Paul Hudson    @twostraws   

Updated for Xcode 15

By default, all Swift functions are synchronous, but what does that mean?

A synchronous function is one that executes all its work in a simple, straight line on a single thread. Although the function itself can interact with other threads – it can request that work happens elsewhere, for example – the function itself always runs on a single thread.

This has a number of advantages, not least that synchronous functions are very easy to think about: when you call function A, it will carry on working until all its work is done, then return a value. If while working, function A calls function B, and perhaps functions C, D, and E as well, it doesn’t matter – they all will execute on the same thread, and run one by one until the work completes.

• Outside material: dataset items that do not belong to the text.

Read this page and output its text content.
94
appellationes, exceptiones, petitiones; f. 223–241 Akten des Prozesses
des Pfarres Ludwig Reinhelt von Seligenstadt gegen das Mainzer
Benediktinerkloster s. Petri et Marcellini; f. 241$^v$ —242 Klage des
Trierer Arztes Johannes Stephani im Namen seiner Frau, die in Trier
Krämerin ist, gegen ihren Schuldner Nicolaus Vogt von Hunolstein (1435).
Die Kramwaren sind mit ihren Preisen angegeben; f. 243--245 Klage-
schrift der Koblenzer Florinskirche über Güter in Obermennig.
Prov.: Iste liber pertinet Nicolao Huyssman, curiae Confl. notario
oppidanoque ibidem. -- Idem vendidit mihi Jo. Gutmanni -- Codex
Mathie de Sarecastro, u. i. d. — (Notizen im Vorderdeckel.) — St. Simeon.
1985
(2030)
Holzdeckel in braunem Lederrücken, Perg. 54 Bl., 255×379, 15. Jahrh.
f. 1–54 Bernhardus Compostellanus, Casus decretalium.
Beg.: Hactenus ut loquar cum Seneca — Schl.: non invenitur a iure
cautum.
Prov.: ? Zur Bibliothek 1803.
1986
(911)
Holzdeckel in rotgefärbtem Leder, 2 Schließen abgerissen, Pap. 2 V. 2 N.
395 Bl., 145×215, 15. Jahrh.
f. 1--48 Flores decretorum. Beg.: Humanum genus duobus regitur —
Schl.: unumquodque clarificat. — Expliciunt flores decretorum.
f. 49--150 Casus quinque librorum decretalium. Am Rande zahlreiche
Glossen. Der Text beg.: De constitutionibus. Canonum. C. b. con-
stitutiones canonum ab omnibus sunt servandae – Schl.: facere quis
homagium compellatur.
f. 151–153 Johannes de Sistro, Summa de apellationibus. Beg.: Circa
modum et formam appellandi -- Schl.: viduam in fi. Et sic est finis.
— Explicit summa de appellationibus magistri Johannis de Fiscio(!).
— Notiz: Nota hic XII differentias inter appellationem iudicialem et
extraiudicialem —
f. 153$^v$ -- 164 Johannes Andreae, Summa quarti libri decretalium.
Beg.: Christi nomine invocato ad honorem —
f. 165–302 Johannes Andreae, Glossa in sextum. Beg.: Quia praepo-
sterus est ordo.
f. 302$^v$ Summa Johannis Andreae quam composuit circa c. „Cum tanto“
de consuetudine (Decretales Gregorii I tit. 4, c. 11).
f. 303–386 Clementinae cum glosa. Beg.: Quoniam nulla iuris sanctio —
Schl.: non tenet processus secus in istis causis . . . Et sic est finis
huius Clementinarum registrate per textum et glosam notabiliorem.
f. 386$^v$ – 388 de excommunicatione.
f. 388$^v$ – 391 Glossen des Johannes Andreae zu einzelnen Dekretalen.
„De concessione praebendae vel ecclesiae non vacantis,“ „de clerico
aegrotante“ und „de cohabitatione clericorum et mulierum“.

Internally this is handled as a function stack: whenever one function calls another, the system creates what’s called a stack frame to store all the data required for that new function – that’s things like its local variables, for example. That new stack frame gets pushed on top of the previous one, like a stack of Lego bricks, and if that function calls a third function then another stack frame is created and added above the others. Eventually the functions finish, and their stack frame is removed and destroyed in a process we call popping, and control goes back to whichever function the code was called from.

Synchronous functions have an important downside, which is that they are blocking. If function A calls function B and needs to know what its return value is, then function A must wait for function B to finish before it can continue. This sounds self-evident, I know, but blocking code is problematic because now you’ve blocked a whole thread – it might be sitting around for a second or more waiting for some data to return.

You’re probably thinking that waiting for a second is nothing at all, but in computing terms that’s an ice age! Keep in mind that the Neural Engine in Apple’s A14 Bionic CPU – just one part of the chip that powers the iPhone 12 – is capable of doing 11 trillion things per second, so if you block a thread for even a second that’s 11,000,000,000,000 things you could have done but didn’t.

One solution is to say “Well, if we’ve got a thread that’s currently blocked, we should just launch a new thread.” That’s definitely a solution, but it’s also a path towards thread explosion and we’ve already covered why that’s every bit as bad as it sounds.

So, although synchronous functions are easy to think about and work with, they aren’t very efficient for certain kinds of tasks. To make our code more flexible and more efficient, it’s possible to create asynchronous functions instead.